Her bangs swayed as she giggled. “I’m sorry, did you say Terry Serious?”
“Close enough.” They both laughed.
The author nodded after she left. “She’s my responsibility in every way. Now I have to watch her grow old so quickly. The least I can do is make some good come out of this — a rich, old man’s foolish fantasy.”
“She was cloned before the law went in to effect,” said Tersarius. “And you were stopped before the next attempt. The most I would have is a conspiracy charge.”
He sipped his coffee. “I think we can deal. The NIH will appreciate the information you turn over to them.”
* * *
“You could have flown in tomorrow morning.”
Tersarius was pulling off his tie. “After spending all that time in Texas and California, I wanted to get back home.”
He kissed his wife.
“Where’s the little one?”
“Asleep in her bed, like a little angel.”
They both looked at their daughter through a partially cracked doorway.

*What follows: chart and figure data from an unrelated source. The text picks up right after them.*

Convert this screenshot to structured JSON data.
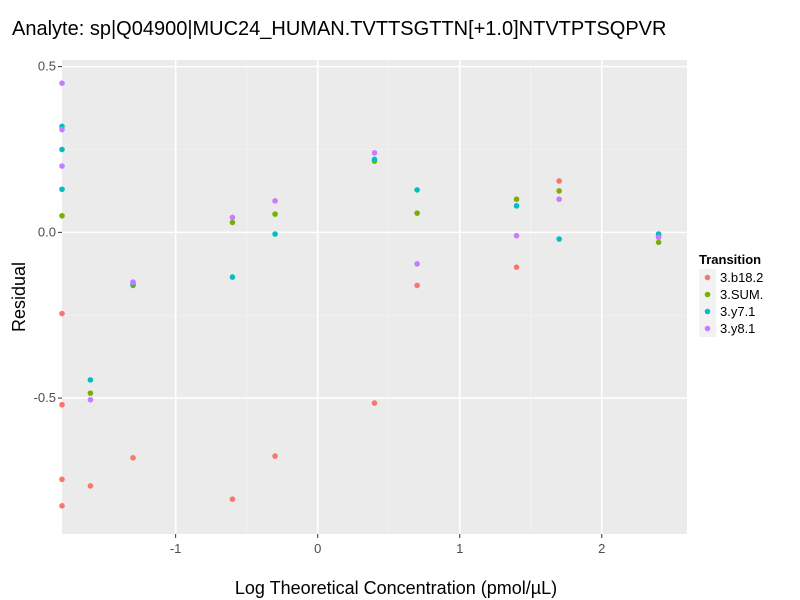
{
  "chart_data": {
    "type": "scatter",
    "title": "Analyte: sp|Q04900|MUC24_HUMAN.TVTTSGTTN[+1.0]NTVTPTSQPVR",
    "xlabel": "Log Theoretical Concentration (pmol/µL)",
    "ylabel": "Residual",
    "xlim": [
      -1.8,
      2.6
    ],
    "ylim": [
      -0.91,
      0.52
    ],
    "x_ticks": [
      -1,
      0,
      1,
      2
    ],
    "x_tick_labels": [
      "-1",
      "0",
      "1",
      "2"
    ],
    "y_ticks": [
      -0.5,
      0.0,
      0.5
    ],
    "y_tick_labels": [
      "-0.5",
      "0.0",
      "0.5"
    ],
    "grid": true,
    "legend": {
      "title": "Transition",
      "position": "right"
    },
    "series": [
      {
        "name": "3.b18.2",
        "color": "#F8766D",
        "points": [
          {
            "x": -1.8,
            "y": -0.245
          },
          {
            "x": -1.8,
            "y": -0.52
          },
          {
            "x": -1.8,
            "y": -0.745
          },
          {
            "x": -1.8,
            "y": -0.825
          },
          {
            "x": -1.6,
            "y": -0.765
          },
          {
            "x": -1.3,
            "y": -0.68
          },
          {
            "x": -0.6,
            "y": -0.805
          },
          {
            "x": -0.3,
            "y": -0.675
          },
          {
            "x": 0.4,
            "y": -0.515
          },
          {
            "x": 0.7,
            "y": -0.16
          },
          {
            "x": 1.4,
            "y": -0.105
          },
          {
            "x": 1.7,
            "y": 0.155
          },
          {
            "x": 2.4,
            "y": -0.01
          }
        ]
      },
      {
        "name": "3.SUM.",
        "color": "#7CAE00",
        "points": [
          {
            "x": -1.8,
            "y": 0.05
          },
          {
            "x": -1.6,
            "y": -0.485
          },
          {
            "x": -1.3,
            "y": -0.16
          },
          {
            "x": -0.6,
            "y": 0.03
          },
          {
            "x": -0.3,
            "y": 0.055
          },
          {
            "x": 0.4,
            "y": 0.215
          },
          {
            "x": 0.7,
            "y": 0.058
          },
          {
            "x": 1.4,
            "y": 0.1
          },
          {
            "x": 1.7,
            "y": 0.125
          },
          {
            "x": 2.4,
            "y": -0.03
          }
        ]
      },
      {
        "name": "3.y7.1",
        "color": "#00BFC4",
        "points": [
          {
            "x": -1.8,
            "y": 0.32
          },
          {
            "x": -1.8,
            "y": 0.25
          },
          {
            "x": -1.8,
            "y": 0.13
          },
          {
            "x": -1.6,
            "y": -0.445
          },
          {
            "x": -1.3,
            "y": -0.155
          },
          {
            "x": -0.6,
            "y": -0.135
          },
          {
            "x": -0.3,
            "y": -0.005
          },
          {
            "x": 0.4,
            "y": 0.22
          },
          {
            "x": 0.7,
            "y": 0.128
          },
          {
            "x": 1.4,
            "y": 0.08
          },
          {
            "x": 1.7,
            "y": -0.02
          },
          {
            "x": 2.4,
            "y": -0.005
          }
        ]
      },
      {
        "name": "3.y8.1",
        "color": "#C77CFF",
        "points": [
          {
            "x": -1.8,
            "y": 0.45
          },
          {
            "x": -1.8,
            "y": 0.31
          },
          {
            "x": -1.8,
            "y": 0.2
          },
          {
            "x": -1.6,
            "y": -0.505
          },
          {
            "x": -1.3,
            "y": -0.15
          },
          {
            "x": -0.6,
            "y": 0.045
          },
          {
            "x": -0.3,
            "y": 0.095
          },
          {
            "x": 0.4,
            "y": 0.24
          },
          {
            "x": 0.7,
            "y": -0.095
          },
          {
            "x": 1.4,
            "y": -0.01
          },
          {
            "x": 1.7,
            "y": 0.1
          },
          {
            "x": 2.4,
            "y": -0.015
          }
        ]
      }
    ]
  }
}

He smiled and turned away as he quietly closed the door.
She held his hand. “Wasn’t this job about illegal cloning?”
“Yes, but they didn’t succeed.”
“Well, did you learn anything?”
He looked at her thoughtfully. “Yes. Bringing life into the world is a big responsibility — also a big risk.”
She had hardly ever heard him say anything so touching. She hugged him, and he hugged her back even tighter.